For quick clarification, this is the standardized technique used in kettlebell sport that has been used for decades.
“Doesn’t that hurt their back?” you might ask.
And the answer is that with proper technique it shouldn’t.
Then you might go on to think “but how? Their backs are all bent! Isn’t a bent spine bad? Aren’t we supposed to keep the spine neutral?”.
The short answer is: it depends.
Just like it depends if you use good technique for instance when deadlifting or squatting to avoid harming yourself, it depends on your technique when doing kettlebell sport.
The truth of that matter is that it’s more complicated than “bent back is bad, neutral spine is good”. There are instances where if you are trained for that specific movement and you don’t have any underlying issues nothing will happen to you.
So, there are two main points I wanted to address here. One is about bending your spine in kettlebell sport and why it’s done and the other about whether bending your spine is really “good” or “bad” in general.
I’ll start by explaining about kettlebell sport and make another comment on bending your spine in general.
Kettlebell sport is a strength-endurance sport. Athletes have to perform as many repetitions as possible with good form without putting the bells down. The classical competitions are 10 minutes long and there are also marathons where lifters would perform for 30 minutes straight to an hour (half marathon and full marathon).
Amazing right? I mean, how is this possible to lift that much weight for that long? The answer is technique.
In kettlebell sport, unlike other forms of lifting, the aim is to stay loose as much as possible, to relieve tension from the muscles to avoid fatigue and to utilize leverages and momentum to your best.
This is why kettlebell athletes arch their back when holding in the rack position. It allows them to “rest” in-between repetitions because the weight is stacked on top of their hips, so that the weight is supported by the hips and the legs, allowing them to relax their muscles and relieving the lower back from working hard keeping the body erect.
Yes, it’s counter-intuitive because we’ve been told so many times “straight back, straight back, yadda yadda..” but we know from practice it’s not necessarily true when looking at athletes from different sports (not just lifting sports but gymnastics for instance or other non-competitive fields).
To connect with the second point; I remember when ab crunches were branded as “bad” in the media and research came out showing that the forces exacted on the spine would wear it out and cause harm.
Fast forward to today, everyone’s still doing ab crunch of all sorts and I heard of very few people if anyone, who hurt their back doing ab crunches. Usually, they hurt their backs from something nonsensical like picking up a box from the floor, their kids, or just lifting wrong in the gym.
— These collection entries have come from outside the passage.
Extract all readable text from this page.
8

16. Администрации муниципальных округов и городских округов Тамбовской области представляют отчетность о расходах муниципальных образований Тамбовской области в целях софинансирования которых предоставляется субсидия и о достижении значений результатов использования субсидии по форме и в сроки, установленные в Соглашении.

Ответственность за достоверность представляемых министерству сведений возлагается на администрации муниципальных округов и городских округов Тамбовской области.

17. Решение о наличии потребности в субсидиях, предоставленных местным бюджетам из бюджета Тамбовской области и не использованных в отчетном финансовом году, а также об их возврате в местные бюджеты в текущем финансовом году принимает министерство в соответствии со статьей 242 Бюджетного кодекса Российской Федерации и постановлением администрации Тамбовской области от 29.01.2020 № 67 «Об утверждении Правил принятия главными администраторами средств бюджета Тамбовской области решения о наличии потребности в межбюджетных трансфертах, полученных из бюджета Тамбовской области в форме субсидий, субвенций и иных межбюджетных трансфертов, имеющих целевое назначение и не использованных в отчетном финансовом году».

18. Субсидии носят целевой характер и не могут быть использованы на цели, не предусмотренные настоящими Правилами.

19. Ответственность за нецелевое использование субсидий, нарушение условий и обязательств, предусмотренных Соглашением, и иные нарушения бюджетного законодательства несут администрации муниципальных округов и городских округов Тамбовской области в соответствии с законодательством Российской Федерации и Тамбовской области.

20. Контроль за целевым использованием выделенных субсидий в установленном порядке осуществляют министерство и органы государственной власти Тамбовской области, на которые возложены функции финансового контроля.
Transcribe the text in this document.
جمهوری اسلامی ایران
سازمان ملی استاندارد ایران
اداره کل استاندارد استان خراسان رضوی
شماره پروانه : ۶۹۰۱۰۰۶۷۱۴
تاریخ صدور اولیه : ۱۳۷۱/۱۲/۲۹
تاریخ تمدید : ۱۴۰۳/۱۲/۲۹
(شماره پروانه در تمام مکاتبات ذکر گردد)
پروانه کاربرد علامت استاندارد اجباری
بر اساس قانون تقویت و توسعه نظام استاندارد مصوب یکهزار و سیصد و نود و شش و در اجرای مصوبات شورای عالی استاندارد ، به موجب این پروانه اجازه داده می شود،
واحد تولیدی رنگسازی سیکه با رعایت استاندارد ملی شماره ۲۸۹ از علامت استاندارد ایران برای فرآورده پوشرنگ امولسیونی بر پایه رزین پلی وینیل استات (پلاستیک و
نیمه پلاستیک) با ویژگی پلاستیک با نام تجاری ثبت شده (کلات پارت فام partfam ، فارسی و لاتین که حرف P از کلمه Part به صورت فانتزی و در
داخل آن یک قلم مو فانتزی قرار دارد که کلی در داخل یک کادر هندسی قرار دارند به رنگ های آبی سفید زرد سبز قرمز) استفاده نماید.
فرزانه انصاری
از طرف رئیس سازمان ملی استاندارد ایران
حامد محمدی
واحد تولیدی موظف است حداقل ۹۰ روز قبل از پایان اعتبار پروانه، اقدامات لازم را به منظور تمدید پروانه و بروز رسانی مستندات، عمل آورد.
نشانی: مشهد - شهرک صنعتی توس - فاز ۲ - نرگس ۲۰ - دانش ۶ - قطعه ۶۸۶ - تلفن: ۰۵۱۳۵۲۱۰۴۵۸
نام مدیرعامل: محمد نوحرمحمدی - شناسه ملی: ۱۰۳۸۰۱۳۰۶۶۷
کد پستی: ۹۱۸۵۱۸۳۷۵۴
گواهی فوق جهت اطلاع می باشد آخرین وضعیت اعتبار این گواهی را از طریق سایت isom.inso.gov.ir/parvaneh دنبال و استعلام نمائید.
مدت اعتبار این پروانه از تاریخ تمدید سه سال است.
Today I get the impression that more research is coming and many fitness professionals, doctors, physiotherapists are more open to the idea of “prepared movement” vs “unprepared movement”. This is also why some advocate for there being “no bad movements” but only “inappropriate movements”. Meaning that it’s not necessarily that exercise that is inherently bad rather it’s appropriate for that specific individual’s needs and history.
Not to say you should throw caution out the window because if a certain movement causes you pain then don’t push through it but understand that there is a certain risk to every movement and heck, even sitting around. It’s very important to break the boundaries of what we think is “correct”, “safe” or “dangerous” and expand on those ideas, explore them and compare them with other ideas
Thank you for reading and I hope I could clarify these points a little bit.